Steam has become an extremely popular service among hardcore PC gamers. It is easy to see why. Steam offers a large selection of quality titles and sells them at reasonable prices. To cap it off, Steam runs special deals every weekend which provide games at rock-bottom prices. For a hardcore gamer, Steam is like a candy store.
Yet Steam does not offer everything, and Steam is also rather strict about how gamers can play the titles associated with it. Gamers who like Steam but want to find other places to get their fix would be wise to check out the following services. European gamers in particular need to look elsewhere than Steam because of the strangely high Eurodollar prices charged they are charged.
It might be incorrect to call Direct2Drive a service. The way Direct2Drive is set up is the same as any other online store such as Amazon or Gamestop. Gamers browse through a catalog of available titles which are separated by various categories and then purchase whatever strikes their fancy. Once the purchase is made, Direct2Drive provides information for how to download an activate the title purchased. There is no software which must be downloaded to make the game work. The only program that is offered is a download manager, but that is fully optional.
This traditional store format has a lot of disadvantages to Steam. There is absolutely no Direct2Drive community. It is simply a place one goes to buy games, not a place one visits to play them or meet other gamers. But this is a blessing as well. Activation of games is simple and once a game is downloaded it operates like a retail copy. Gamers do not have to run any background services to have anything work, and they are free to transfer or backup games in any way they want (although the individual DRM schemes used by publishers do still exist, and may place some limits on use. Ironically, this means Direct2Drive games require Steam to play).

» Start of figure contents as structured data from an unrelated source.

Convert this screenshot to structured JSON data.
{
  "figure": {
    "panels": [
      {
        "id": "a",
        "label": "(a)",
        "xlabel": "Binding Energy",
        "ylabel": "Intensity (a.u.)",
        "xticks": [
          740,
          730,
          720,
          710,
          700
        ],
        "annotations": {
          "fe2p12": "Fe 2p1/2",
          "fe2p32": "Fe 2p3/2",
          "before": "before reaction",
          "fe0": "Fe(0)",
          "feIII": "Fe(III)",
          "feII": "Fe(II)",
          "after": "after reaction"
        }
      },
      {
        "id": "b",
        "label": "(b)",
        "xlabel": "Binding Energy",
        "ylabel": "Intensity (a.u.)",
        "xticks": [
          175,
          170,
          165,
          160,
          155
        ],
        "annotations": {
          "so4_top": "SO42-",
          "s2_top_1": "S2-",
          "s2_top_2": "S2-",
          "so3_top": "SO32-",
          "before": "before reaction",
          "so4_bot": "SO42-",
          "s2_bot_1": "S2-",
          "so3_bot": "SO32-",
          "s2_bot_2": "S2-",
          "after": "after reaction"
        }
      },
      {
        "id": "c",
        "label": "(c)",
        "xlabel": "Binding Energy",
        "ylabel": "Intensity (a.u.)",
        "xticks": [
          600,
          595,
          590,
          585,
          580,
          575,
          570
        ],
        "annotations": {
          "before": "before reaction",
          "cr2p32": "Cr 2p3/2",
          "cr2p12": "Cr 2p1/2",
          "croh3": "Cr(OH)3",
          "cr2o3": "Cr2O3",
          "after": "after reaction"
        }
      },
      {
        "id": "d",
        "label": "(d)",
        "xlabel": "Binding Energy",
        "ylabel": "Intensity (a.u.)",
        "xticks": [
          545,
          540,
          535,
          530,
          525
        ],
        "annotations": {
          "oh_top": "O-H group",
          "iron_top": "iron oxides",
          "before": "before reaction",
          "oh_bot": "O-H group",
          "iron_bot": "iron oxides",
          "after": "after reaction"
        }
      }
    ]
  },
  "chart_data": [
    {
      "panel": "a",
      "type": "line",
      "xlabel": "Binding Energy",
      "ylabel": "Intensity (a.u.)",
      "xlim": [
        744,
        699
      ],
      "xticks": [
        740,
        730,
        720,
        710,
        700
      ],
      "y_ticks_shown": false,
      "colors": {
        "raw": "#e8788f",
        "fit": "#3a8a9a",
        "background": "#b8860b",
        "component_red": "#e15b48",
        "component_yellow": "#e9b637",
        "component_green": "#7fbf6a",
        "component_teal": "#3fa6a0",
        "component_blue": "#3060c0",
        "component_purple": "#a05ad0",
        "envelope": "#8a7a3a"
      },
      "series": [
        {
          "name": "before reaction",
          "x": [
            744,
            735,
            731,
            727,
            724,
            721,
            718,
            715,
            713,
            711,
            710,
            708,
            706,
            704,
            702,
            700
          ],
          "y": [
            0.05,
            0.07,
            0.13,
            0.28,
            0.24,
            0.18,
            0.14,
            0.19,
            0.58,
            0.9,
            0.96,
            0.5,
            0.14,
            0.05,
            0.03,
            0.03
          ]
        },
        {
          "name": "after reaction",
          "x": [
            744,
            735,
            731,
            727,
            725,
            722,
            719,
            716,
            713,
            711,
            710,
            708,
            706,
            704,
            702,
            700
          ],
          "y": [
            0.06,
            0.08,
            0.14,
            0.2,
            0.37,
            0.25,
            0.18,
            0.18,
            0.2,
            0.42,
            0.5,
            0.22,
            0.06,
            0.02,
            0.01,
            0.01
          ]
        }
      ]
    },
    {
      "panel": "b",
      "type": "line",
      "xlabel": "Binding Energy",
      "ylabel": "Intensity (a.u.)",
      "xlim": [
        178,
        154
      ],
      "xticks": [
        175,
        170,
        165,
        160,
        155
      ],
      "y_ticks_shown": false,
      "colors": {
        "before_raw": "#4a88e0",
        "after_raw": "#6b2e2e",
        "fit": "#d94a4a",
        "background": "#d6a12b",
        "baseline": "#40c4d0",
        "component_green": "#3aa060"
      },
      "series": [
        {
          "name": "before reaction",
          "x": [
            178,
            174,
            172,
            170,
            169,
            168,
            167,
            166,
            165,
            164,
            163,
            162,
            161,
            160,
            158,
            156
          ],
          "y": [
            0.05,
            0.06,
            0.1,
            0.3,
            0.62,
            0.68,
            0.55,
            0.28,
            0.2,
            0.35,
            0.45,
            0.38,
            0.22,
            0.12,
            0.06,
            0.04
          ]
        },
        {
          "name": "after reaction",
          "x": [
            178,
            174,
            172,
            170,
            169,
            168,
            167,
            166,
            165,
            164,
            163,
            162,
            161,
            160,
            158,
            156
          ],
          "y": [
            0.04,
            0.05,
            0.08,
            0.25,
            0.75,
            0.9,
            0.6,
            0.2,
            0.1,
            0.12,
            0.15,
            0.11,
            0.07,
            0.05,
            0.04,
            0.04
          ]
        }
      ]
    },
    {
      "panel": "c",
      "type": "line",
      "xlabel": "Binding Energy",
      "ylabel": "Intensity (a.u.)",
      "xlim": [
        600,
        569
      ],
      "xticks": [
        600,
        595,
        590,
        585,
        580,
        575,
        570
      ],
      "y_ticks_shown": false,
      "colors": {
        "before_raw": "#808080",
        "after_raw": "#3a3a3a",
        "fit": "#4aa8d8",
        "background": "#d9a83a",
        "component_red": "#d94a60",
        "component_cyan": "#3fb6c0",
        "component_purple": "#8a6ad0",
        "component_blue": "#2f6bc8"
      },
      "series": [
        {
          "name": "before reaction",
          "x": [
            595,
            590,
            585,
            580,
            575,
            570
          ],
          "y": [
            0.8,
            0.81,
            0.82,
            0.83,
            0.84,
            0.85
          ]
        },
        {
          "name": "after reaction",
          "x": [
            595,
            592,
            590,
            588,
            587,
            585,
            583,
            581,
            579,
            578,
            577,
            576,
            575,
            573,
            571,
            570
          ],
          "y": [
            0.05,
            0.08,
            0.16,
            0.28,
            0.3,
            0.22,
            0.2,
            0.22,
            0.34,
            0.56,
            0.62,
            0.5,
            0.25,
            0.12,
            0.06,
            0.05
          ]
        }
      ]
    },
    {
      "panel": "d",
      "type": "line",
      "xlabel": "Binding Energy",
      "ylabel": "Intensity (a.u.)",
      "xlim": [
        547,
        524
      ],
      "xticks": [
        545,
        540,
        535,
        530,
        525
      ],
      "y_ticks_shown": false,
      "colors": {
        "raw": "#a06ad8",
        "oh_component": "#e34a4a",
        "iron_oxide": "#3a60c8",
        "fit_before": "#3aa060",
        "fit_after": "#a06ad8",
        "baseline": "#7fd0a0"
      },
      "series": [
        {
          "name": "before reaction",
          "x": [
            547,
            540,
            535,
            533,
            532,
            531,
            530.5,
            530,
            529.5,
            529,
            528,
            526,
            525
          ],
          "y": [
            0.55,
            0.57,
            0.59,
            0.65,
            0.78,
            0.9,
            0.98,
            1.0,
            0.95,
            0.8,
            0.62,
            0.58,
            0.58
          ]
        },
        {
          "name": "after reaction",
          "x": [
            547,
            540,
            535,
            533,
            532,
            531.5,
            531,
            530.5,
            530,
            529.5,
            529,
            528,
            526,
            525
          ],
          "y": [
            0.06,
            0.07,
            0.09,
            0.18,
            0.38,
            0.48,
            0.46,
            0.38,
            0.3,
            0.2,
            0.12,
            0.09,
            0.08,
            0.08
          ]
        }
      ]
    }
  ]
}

Direct2Drive usually offers competitive pricing on its entire library but rarely has events comparable to Steam’s weekend sales. The library of Direct2Drive, on the other hand, feels even more diverse then what is available on Steam. For example, Direct2Drive has had The Sims 3 for some time now, but it is unknown when or if Steam will be selling that title. For gamers in Europe, Direct2Drive’s UK site, priced in pounds, usually works out to much better prices than Steam.
The cleverly named Impulse started life as Stardock Central, a online distribution service based on the products of Stardock. Stardock is well known in the gaming world for titles like Galactic Civilizations 2, but they also make a huge amount of money from their various Windows service products. Stardock Central was converted to Impulse as Stardock began more aggressively promoting products beyond ones they developed themselves.
Impulse is similar to Steam in that it is a service. It provides a friends list, integrated forums, and other such features. However, Impulse is less rigid then Steam in regards to the control it assumes over content purchased through Impulse. Games purchased through Impulse can be launched with or without use of the Impulse interface once the game is set up and registered.Registration through Impulse is done through the use of product keys tired to an account. Stardock recently announced they would like to make it possible for players to re-sell digital companies purchased on Impulse, but this service is not yet available and there is no ETA. Stardock also makes international users happy, as they deal in USD and simply ask international buyers to pay the converted amount rather than setting special prices for different regions.
The selection on Impulse slants towards independent gaming. Impulse has made great strides to build ties with larger companies, but selection is still lacking overall. The prices, on the other hand, are excellent. Many of the deals offered on Impulse are as good or better then what is found on Steam.
Good Old Games
It is hard to believe that Good Old Games exist. Its entire business model revolves around selling games that are, well, old. Games that hardcore gamers consider classics, but that many more casual gamers may not have heard of and not have much interest in. Normally, these kind of ideas don’t work out. Its the kind of things that hardcore gamers love, but which no one ever seems to spend enough money to support.
But Good Old Games appears to be here to stay. Like Direct 2 Drive, Good Old Games is less of a service and more of store. There are some community features available, but they are not integrated deeply into the service. GOG offers a downloader application, but it is not required to download and play games, and titles are placed on a sort of virtual shelf which is viewed in the a web browser. Registration is virtually non-existent, as the games are sold without DRM. This is in fact one of GOG’s advantages. Once a game is downloaded from GOG the buyer can do anything with it they’d like. As with Impulse, those who are unhappy about the way Steam charges its international customers will also find GOG to be a refuge, as they allow them to simply pay the converted price from USD.
True to its name, GOG deals in old games and only old games. The selection will be great if gaming classics are what you’re looking for and useless if you’re looking for more modern titles. It is notable that some of the games on GOG are only available new from GOG. The prices are extremely good. If you’re looking for older titles, GOG is the place to go.